While Jonah is in the fish he says a prayer.  It is a very eloquent and long prayer. There are generally speaking two kinds of prayer. There are prayers of thanksgiving. When you have a meal you say grace as a way to pause and acknowledge from where the food came from. A prayer that expresses gratefulness. That is one kind of prayer. There is another kind of prayer. The other kind of prayer is basically – help! Dear God I have recently been ingested by a large marine mammal.
In the Bible the Book of Psalms is a collection of prayers. Those prayers can be placed into  two main categories. Prayers of thanksgiving and prayers of help or lament. There are 150 Psalms and one third of them are lament. When you compare Jonah’s prayer with the Book of Psalms you figure out that Jonah knew the Psalms. Just about each line from Jonah’s prayer is a line from one of the Psalms.
Jonah 2
Psalms
Jonah 2:3b
Psalms 18:7; 120:1
Jonah 2:4b
Psalms 18:6; 30:4
Jonah 2:5
Psalms 42:8
Jonah 2:6
Psalms 31:23; 5:8
Jonah 2:7
Psalms 18:8; 69:2f
Jonah 2:8
Psalms 18:17; 30:4; 103:4
Jonah 2:9
Psalms 142:4; 143:4; 18:7; 5:8
Jonah 2:10
Psalms 88:3; 31:7; 26:7; 50:14,23; 42:5; 116:7

When you look at the Psalms that Jonah is quoting in his prayer you discover that they are quotes from thanksgiving prayers.
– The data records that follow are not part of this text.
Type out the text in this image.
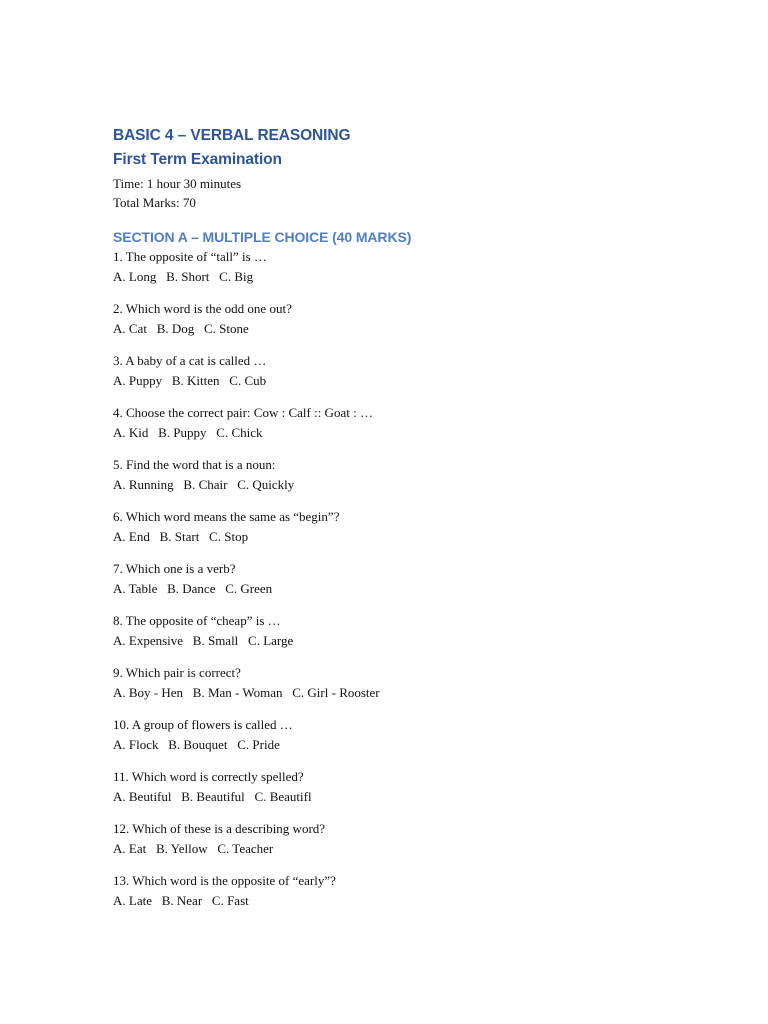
BASIC 4 – VERBAL REASONING
First Term Examination

Time: 1 hour 30 minutes

Total Marks: 70

SECTION A – MULTIPLE CHOICE (40 MARKS)

1. The opposite of “tall” is …

A. Long   B. Short   C. Big

2. Which word is the odd one out?

A. Cat   B. Dog   C. Stone

3. A baby of a cat is called …

A. Puppy   B. Kitten   C. Cub

4. Choose the correct pair: Cow : Calf :: Goat : …

A. Kid   B. Puppy   C. Chick

5. Find the word that is a noun:

A. Running   B. Chair   C. Quickly

6. Which word means the same as “begin”?

A. End   B. Start   C. Stop

7. Which one is a verb?

A. Table   B. Dance   C. Green

8. The opposite of “cheap” is …

A. Expensive   B. Small   C. Large

9. Which pair is correct?

A. Boy - Hen   B. Man - Woman   C. Girl - Rooster

10. A group of flowers is called …

A. Flock   B. Bouquet   C. Pride

11. Which word is correctly spelled?

A. Beutiful   B. Beautiful   C. Beautifl

12. Which of these is a describing word?

A. Eat   B. Yellow   C. Teacher

13. Which word is the opposite of “early”?

A. Late   B. Near   C. Fast
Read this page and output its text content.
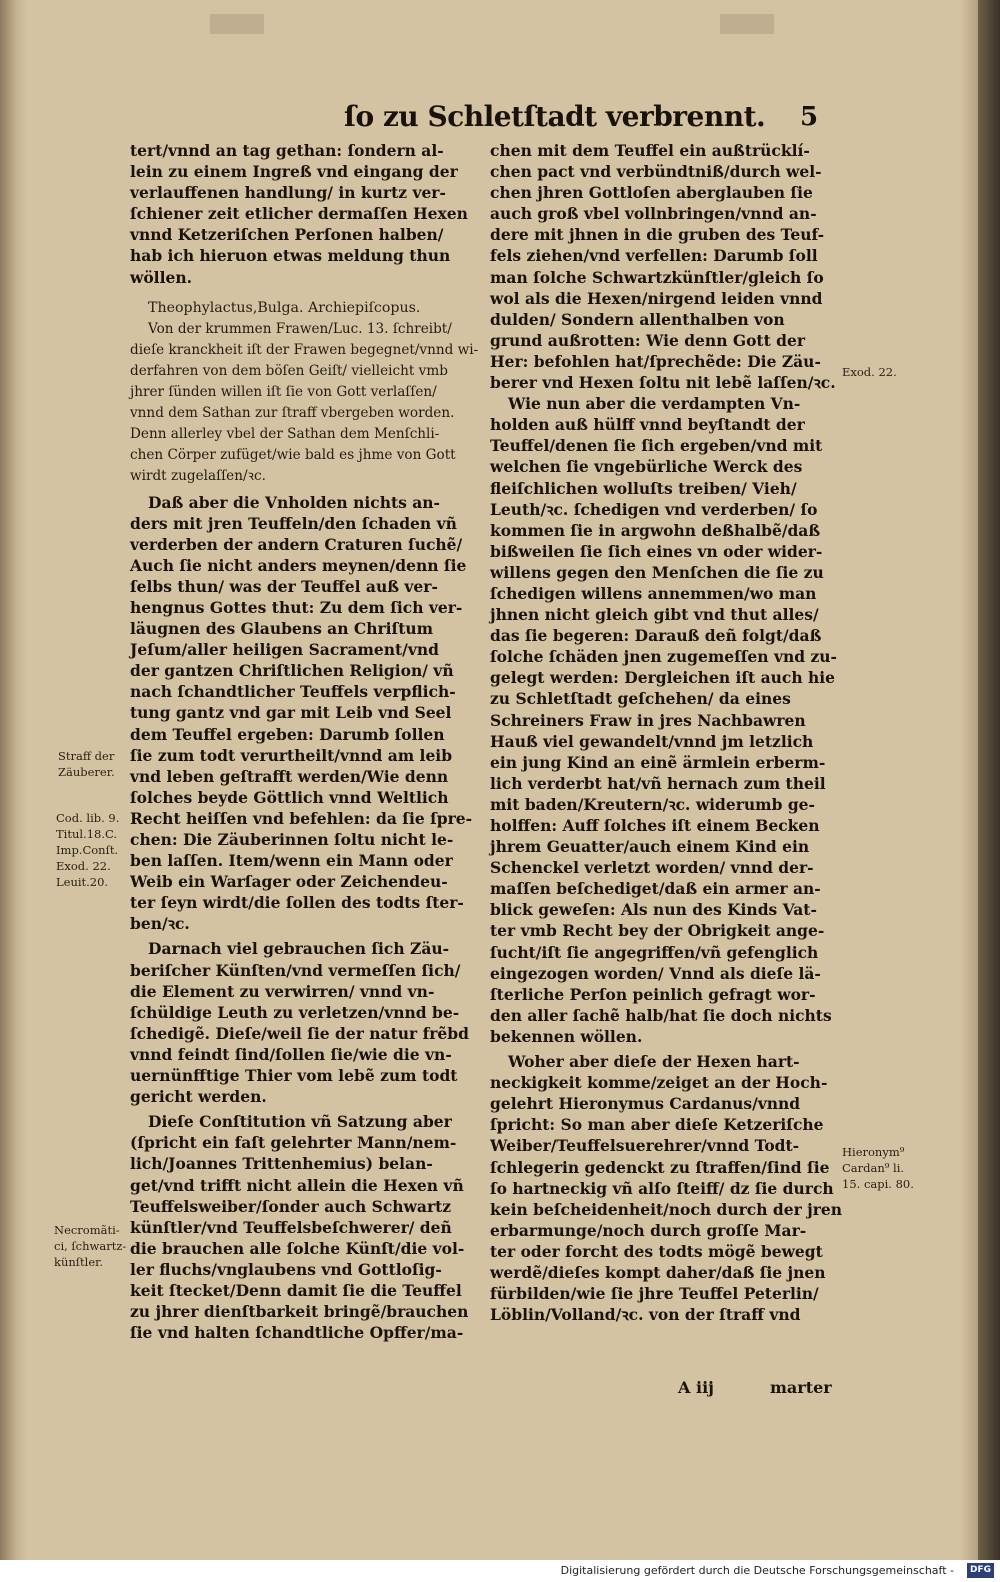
ſo zu Schletſtadt verbrennt. 5
tert/vnnd an tag gethan: ſondern al-
lein zu einem Ingreß vnd eingang der
verlauffenen handlung/ in kurtz ver-
ſchiener zeit etlicher dermaſſen Hexen
vnnd Ketzeriſchen Perſonen halben/
hab ich hieruon etwas meldung thun
wöllen.
Theophylactus,Bulga. Archiepiſcopus.
Von der krummen Frawen/Luc. 13. ſchreibt/
dieſe kranckheit iſt der Frawen begegnet/vnnd wi-
derfahren von dem böſen Geiſt/ vielleicht vmb
jhrer ſünden willen iſt ſie von Gott verlaſſen/
vnnd dem Sathan zur ſtraff vbergeben worden.
Denn allerley vbel der Sathan dem Menſchli-
chen Cörper zufüget/wie bald es jhme von Gott
wirdt zugelaſſen/ꝛc.
Daß aber die Vnholden nichts an-
ders mit jren Teuffeln/den ſchaden vñ
verderben der andern Craturen ſuchẽ/
Auch ſie nicht anders meynen/denn ſie
ſelbs thun/ was der Teuffel auß ver-
hengnus Gottes thut: Zu dem ſich ver-
läugnen des Glaubens an Chriſtum
Jeſum/aller heiligen Sacrament/vnd
der gantzen Chriſtlichen Religion/ vñ
nach ſchandtlicher Teuffels verpflich-
tung gantz vnd gar mit Leib vnd Seel
dem Teuffel ergeben: Darumb ſollen
ſie zum todt verurtheilt/vnnd am leib
vnd leben geſtrafft werden/Wie denn
ſolches beyde Göttlich vnnd Weltlich
Recht heiſſen vnd befehlen: da ſie ſpre-
chen: Die Zäuberinnen ſoltu nicht le-
ben laſſen. Item/wenn ein Mann oder
Weib ein Warſager oder Zeichendeu-
ter ſeyn wirdt/die ſollen des todts ſter-
ben/ꝛc.
Darnach viel gebrauchen ſich Zäu-
beriſcher Künſten/vnd vermeſſen ſich/
die Element zu verwirren/ vnnd vn-
ſchüldige Leuth zu verletzen/vnnd be-
ſchedigẽ. Dieſe/weil ſie der natur frẽbd
vnnd feindt ſind/ſollen ſie/wie die vn-
uernünfftige Thier vom lebẽ zum todt
gericht werden.
Dieſe Conſtitution vñ Satzung aber
(ſpricht ein faſt gelehrter Mann/nem-
lich/Joannes Trittenhemius) belan-
get/vnd trifft nicht allein die Hexen vñ
Teuffelsweiber/ſonder auch Schwartz
künſtler/vnd Teuffelsbeſchwerer/ deñ
die brauchen alle ſolche Künſt/die vol-
ler fluchs/vnglaubens vnd Gottloſig-
keit ſtecket/Denn damit ſie die Teuffel
zu jhrer dienſtbarkeit bringẽ/brauchen
ſie vnd halten ſchandtliche Opffer/ma-
chen mit dem Teuffel ein außtrücklí-
chen pact vnd verbündtniß/durch wel-
chen jhren Gottloſen aberglauben ſie
auch groß vbel vollnbringen/vnnd an-
dere mit jhnen in die gruben des Teuf-
fels ziehen/vnd verfellen: Darumb ſoll
man ſolche Schwartzkünſtler/gleich ſo
wol als die Hexen/nirgend leiden vnnd
dulden/ Sondern allenthalben von
grund außrotten: Wie denn Gott der
Her: befohlen hat/ſprechẽde: Die Zäu-
berer vnd Hexen ſoltu nit lebẽ laſſen/ꝛc.
Wie nun aber die verdampten Vn-
holden auß hülff vnnd beyſtandt der
Teuffel/denen ſie ſich ergeben/vnd mit
welchen ſie vngebürliche Werck des
fleiſchlichen wolluſts treiben/ Vieh/
Leuth/ꝛc. ſchedigen vnd verderben/ ſo
kommen ſie in argwohn deßhalbẽ/daß
bißweilen ſie ſich eines vn oder wider-
willens gegen den Menſchen die ſie zu
ſchedigen willens annemmen/wo man
jhnen nicht gleich gibt vnd thut alles/
das ſie begeren: Darauß deñ folgt/daß
ſolche ſchäden jnen zugemeſſen vnd zu-
gelegt werden: Dergleichen iſt auch hie
zu Schletſtadt geſchehen/ da eines
Schreiners Fraw in jres Nachbawren
Hauß viel gewandelt/vnnd jm letzlich
ein jung Kind an einẽ ärmlein erberm-
lich verderbt hat/vñ hernach zum theil
mit baden/Kreutern/ꝛc. widerumb ge-
holffen: Auff ſolches iſt einem Becken
jhrem Geuatter/auch einem Kind ein
Schenckel verletzt worden/ vnnd der-
maſſen beſchediget/daß ein armer an-
blick geweſen: Als nun des Kinds Vat-
ter vmb Recht bey der Obrigkeit ange-
ſucht/iſt ſie angegriffen/vñ gefenglich
eingezogen worden/ Vnnd als dieſe lä-
ſterliche Perſon peinlich gefragt wor-
den aller ſachẽ halb/hat ſie doch nichts
bekennen wöllen.
Woher aber dieſe der Hexen hart-
neckigkeit komme/zeiget an der Hoch-
gelehrt Hieronymus Cardanus/vnnd
ſpricht: So man aber dieſe Ketzeriſche
Weiber/Teuffelsuerehrer/vnnd Todt-
ſchlegerin gedenckt zu ſtraffen/ſind ſie
ſo hartneckig vñ alſo ſteiff/ dz ſie durch
kein beſcheidenheit/noch durch der jren
erbarmunge/noch durch groſſe Mar-
ter oder forcht des todts mögẽ bewegt
werdẽ/dieſes kompt daher/daß ſie jnen
fürbilden/wie ſie jhre Teuffel Peterlin/
Löblin/Volland/ꝛc. von der ſtraff vnd
Exod. 22.
Straff der
Zäuberer.
Cod. lib. 9.
Titul.18.C.
Imp.Conſt.
Exod. 22.
Leuit.20.
Necromãti-
ci, ſchwartz-
künſtler.
Hieronym⁹
Cardan⁹ li.
15. capi. 80.
A iij	marter
Digitalisierung gefördert durch die Deutsche Forschungsgemeinschaft -	DFG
You would expect prayers of help. Instead Jonah prays a prayer of thanksgiving. Our assumption is that Jonah needs to be rescued from the fish. Yet what is going on here is much more interesting. You could put it like this:  We want to be rescued from the storms and fish when it is storms and fish that rescue us. Our thinking is that once you are in the fish and storm you will cry out for help. Instead, Jonah offers up thanksgiving.
The story begins with a guy who has wealth and options. This man can manage his own life. This man has means at his disposal. By the time you get to the fish you find someone who has been rescued from himself. Jonah gets rescued from his pettiness, selfishness, hardheartedness and a worldview in which everything revolves around him. Thank you God for rescuing me from me.
We want to be rescued from fish and storms but sometimes it is the fish and storms that rescue us. We resist the storm. We don’t want anything to do with the fish. And yet how many people do you and I know that went through a storm of life and either while in the middle of it or after the storm had passed said that the storm saved them. They might say that the storm shifted their priorities. The storm clarified and refocused them on what was most important. Sometimes storms save us. Maybe you find yourself in a storm swallowed by a fish. Desperately trying to get out of it. Perhaps the lesson is not how quickly God makes the storm pass or seeking out all the answers to the “why” kinds of questions.  Maybe the storm you are in is not out to destroy you but rescue you. . . from you.